BioNano Closes Big Funding Round on Back of Key Irys Sales

November 21, 2014

By Bio-IT World Staff

November 21, 2014 | BioNano Genomics, a company headquartered in San Diego whose Irys instrument maps large structural variation in DNA samples, has announced a $53 million Series C financing round, to be invested in international expansion. At Xconomy, Bruce Bigelow reports that the new funding follows a string of overseas sales to major global centers of genomic research, including the Chinese Academy of Sciences in Beijing, the Garvan Institute in Sydney, Australia, and the Wellcome Trust Sanger Institute in London.

The Irys system is a complimentary technology to high-throughput gene sequencers, like the Illumina HiSeq 2500 and HiSeq X instruments. While sequencers can read DNA to single-base resolution, users normally have to map very short fragments of DNA to a pre-assembled "reference genome" to put the sequence in order. When a sample is very different from the reference genome, because of large deletions, duplications, or transpositions of DNA, these differences can be papered over during the mapping process. The Irys, by contrast, labels key sequences in the genome with fluorescent tags, letting users know where those sequences occur in a given sample.

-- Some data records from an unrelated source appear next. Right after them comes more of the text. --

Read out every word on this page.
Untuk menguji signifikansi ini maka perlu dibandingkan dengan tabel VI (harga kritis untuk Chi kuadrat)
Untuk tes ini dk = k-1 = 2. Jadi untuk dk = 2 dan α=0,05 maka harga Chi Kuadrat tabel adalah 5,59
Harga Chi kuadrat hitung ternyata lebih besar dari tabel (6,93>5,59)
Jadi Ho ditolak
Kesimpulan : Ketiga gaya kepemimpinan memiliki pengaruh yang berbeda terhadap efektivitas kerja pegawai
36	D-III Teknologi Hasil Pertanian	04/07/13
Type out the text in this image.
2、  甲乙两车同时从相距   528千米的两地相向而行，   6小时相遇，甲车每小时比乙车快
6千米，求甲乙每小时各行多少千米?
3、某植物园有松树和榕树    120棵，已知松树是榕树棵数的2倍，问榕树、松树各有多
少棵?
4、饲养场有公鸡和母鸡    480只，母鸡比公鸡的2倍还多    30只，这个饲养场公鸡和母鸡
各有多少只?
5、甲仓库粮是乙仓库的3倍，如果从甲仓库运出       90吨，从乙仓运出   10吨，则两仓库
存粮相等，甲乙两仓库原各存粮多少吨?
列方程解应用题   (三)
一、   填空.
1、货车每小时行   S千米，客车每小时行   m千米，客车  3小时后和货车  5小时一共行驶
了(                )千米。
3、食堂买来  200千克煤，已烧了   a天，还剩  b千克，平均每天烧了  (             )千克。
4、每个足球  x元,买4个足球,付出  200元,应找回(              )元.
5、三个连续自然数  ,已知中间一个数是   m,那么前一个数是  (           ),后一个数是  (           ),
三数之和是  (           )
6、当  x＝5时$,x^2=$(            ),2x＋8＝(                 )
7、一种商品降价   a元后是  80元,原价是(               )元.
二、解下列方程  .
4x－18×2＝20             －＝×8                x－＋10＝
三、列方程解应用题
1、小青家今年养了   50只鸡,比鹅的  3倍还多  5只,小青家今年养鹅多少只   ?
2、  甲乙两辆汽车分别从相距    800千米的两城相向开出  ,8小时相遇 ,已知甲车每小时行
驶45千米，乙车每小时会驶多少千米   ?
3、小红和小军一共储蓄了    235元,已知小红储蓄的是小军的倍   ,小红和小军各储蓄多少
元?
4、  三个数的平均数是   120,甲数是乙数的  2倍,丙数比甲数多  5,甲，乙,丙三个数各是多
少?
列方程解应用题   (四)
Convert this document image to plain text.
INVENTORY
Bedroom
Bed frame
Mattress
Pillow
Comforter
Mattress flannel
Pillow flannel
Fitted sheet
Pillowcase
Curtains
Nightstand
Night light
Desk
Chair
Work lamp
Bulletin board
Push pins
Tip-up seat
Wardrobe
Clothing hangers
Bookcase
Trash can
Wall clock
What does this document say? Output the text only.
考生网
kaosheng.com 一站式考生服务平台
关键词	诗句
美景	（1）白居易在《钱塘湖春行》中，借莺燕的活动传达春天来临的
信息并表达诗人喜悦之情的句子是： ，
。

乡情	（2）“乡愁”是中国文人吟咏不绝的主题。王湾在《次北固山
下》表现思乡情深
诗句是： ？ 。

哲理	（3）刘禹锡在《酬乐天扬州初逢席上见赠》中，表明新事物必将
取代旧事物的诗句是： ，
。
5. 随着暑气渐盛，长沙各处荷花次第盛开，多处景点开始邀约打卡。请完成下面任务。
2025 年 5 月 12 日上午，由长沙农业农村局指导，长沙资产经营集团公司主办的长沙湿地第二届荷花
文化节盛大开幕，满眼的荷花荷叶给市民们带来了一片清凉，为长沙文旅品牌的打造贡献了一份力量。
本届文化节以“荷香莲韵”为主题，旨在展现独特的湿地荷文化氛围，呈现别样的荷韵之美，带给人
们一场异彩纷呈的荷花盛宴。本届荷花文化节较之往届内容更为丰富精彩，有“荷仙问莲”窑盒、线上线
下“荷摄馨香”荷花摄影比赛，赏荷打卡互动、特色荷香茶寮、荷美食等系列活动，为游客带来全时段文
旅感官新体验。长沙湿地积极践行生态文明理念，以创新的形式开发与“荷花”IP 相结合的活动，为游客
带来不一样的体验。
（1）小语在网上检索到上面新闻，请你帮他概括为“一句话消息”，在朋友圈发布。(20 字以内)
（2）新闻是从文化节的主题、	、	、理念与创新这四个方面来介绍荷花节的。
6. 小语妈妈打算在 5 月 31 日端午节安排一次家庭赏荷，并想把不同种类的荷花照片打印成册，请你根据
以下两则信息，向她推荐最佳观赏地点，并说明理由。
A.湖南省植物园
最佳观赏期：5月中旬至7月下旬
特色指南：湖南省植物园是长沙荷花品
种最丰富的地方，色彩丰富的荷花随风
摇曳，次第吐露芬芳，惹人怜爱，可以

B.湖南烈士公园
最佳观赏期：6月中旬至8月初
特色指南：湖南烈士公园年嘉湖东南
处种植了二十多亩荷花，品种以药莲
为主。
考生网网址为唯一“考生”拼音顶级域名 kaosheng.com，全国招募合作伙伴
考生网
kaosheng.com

Combining the two technologies can yield both a single-base sequence, and a map of large structural variation.

One major user of BioNano's instruments is the Genome Reference Consortium (GRC), which maintains the human reference genome. (For more on the GRC's use of multiple technologies to improve the reference, see, "The Hunt for a New Human Reference Genome.") Members of the GRC at Washington University in St. Louis are now trying to use the Irys to improve the ways structural variation is incorporated into the reference assembly, potentially making it easier for all geneticists to deal with highly divergent regions of the human genome.

BioNano also hopes its instruments could be used to study certain genetic diseases. So far, however, the Irys has mainly been adopted by specialist institutes with a particular need for near-perfect genome assemblies. BioNano's latest funding round could help the company reach a wider variety of customers, as the company seeks to convince labs that resolving structural variation is essential to getting an accurate picture of the genome.